In Italia meno cave autorizzate (3.378, -20,7% rispetto al 2021) ma più prelievi di sabbia e ghiaia: 34,6 i milioni di metri cubi annuali (+18,5%). Legambiente: è inaccettabile che un settore con forti impatti ambientali ed economici sia ancora regolato da un decreto del 1927.

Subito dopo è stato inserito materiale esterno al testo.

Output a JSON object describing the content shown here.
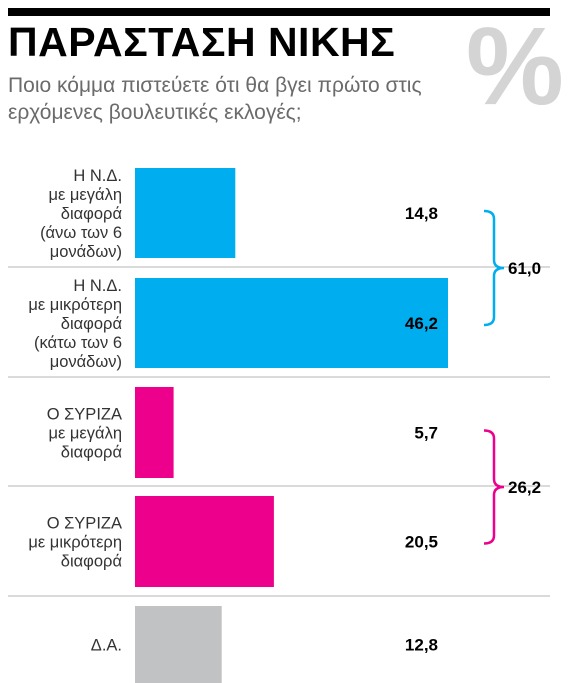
{
  "header": {
    "title": "ΠΑΡΑΣΤΑΣΗ ΝΙΚΗΣ",
    "subtitle": "Ποιο κόμμα πιστεύετε ότι θα βγει πρώτο στις ερχόμενες βουλευτικές εκλογές;",
    "symbol": "%"
  },
  "chart_data": {
    "type": "bar",
    "orientation": "horizontal",
    "title": "ΠΑΡΑΣΤΑΣΗ ΝΙΚΗΣ",
    "subtitle": "Ποιο κόμμα πιστεύετε ότι θα βγει πρώτο στις ερχόμενες βουλευτικές εκλογές;",
    "unit": "%",
    "xlim": [
      0,
      50
    ],
    "grid": false,
    "categories": [
      [
        "Η Ν.Δ.",
        "με μεγάλη",
        "διαφορά",
        "(άνω των 6",
        "μονάδων)"
      ],
      [
        "Η Ν.Δ.",
        "με μικρότερη",
        "διαφορά",
        "(κάτω των 6",
        "μονάδων)"
      ],
      [
        "Ο ΣΥΡΙΖΑ",
        "με μεγάλη",
        "διαφορά"
      ],
      [
        "Ο ΣΥΡΙΖΑ",
        "με μικρότερη",
        "διαφορά"
      ],
      [
        "Δ.Α."
      ]
    ],
    "values": [
      14.8,
      46.2,
      5.7,
      20.5,
      12.8
    ],
    "value_labels": [
      "14,8",
      "46,2",
      "5,7",
      "20,5",
      "12,8"
    ],
    "bar_colors": [
      "#00aeef",
      "#00aeef",
      "#ec008c",
      "#ec008c",
      "#c0c2c4"
    ],
    "groups": [
      {
        "rows": [
          0,
          1
        ],
        "total": 61.0,
        "total_label": "61,0",
        "color": "#00aeef"
      },
      {
        "rows": [
          2,
          3
        ],
        "total": 26.2,
        "total_label": "26,2",
        "color": "#ec008c"
      }
    ]
  }
}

Legambiente presenta il Rapporto Cave 2025

Il settore estrattivo può giocare un ruolo importante nell’economia circolare. Ma serve un cambio di rotta per ridurre il prelievo di materiali e l’impatto delle cave sul paesaggio, dare nuova vita a quelle dismesse con interventi di ripristino ambientale e favorire il recupero e riciclo degli aggregati, superando normative obsolete, canoni di concessione irrisori e leggi regionali frammentate. È quanto torna a ribadire Legambiente che a distanza di quattro anni presenta il Report Cave 2025. Numeri alla mano, in Italia, complice la crisi del settore edilizio, si registra un calo delle cave autorizzate (quelle attive e quelle autorizzate ma in assenza di attività estrattiva in corso), scese a 3.378 (-51,3% rispetto alla prima rilevazione del report del 2008 e –20,7% rispetto al report 2021). Tuttavia, l’Italia registra un aumento dei prelievi per sabbia e ghiaia34,6 i milioni di metri cubi annuali (+18,5% rispetto al 2021). Sempre rispetto alla scorsa edizione del report quasi raddoppiati anche i volumi di calcare estratto (51,6 milioni di metri cubi, +92,5%) mentre sono scesi quelli di pietre ornamentali (5,5 milioni di metri cubi, -11,3%), secondo i dati forniti dalle Regioni e dalle due Province Autonome. Nonostante i quantitativi rilevanti, i canoni di concessione restano irrisori (in alcune Regioni inferiori a 50 centesimi al metro cubo) e il ritorno economico per le casse pubbliche derivante da sabbia e ghiaia non supera i 20 milioni di euro, mentre imponendo tariffe sui prelievi vicine al 20% del valore di mercato (come in Gran Bretagna) si potrebbero ottenere circa 66 milioni. Dunque, secondo le stime del Cigno Verde, 46,5 milioni di entrate annue mancate. Tornando al censimento delle cave si registra un lieve aumento delle cave dismesse (14.640, +3,5% rispetto al 2021), di cui solo una minima parte è destinata a interventi di ripristino ambientale.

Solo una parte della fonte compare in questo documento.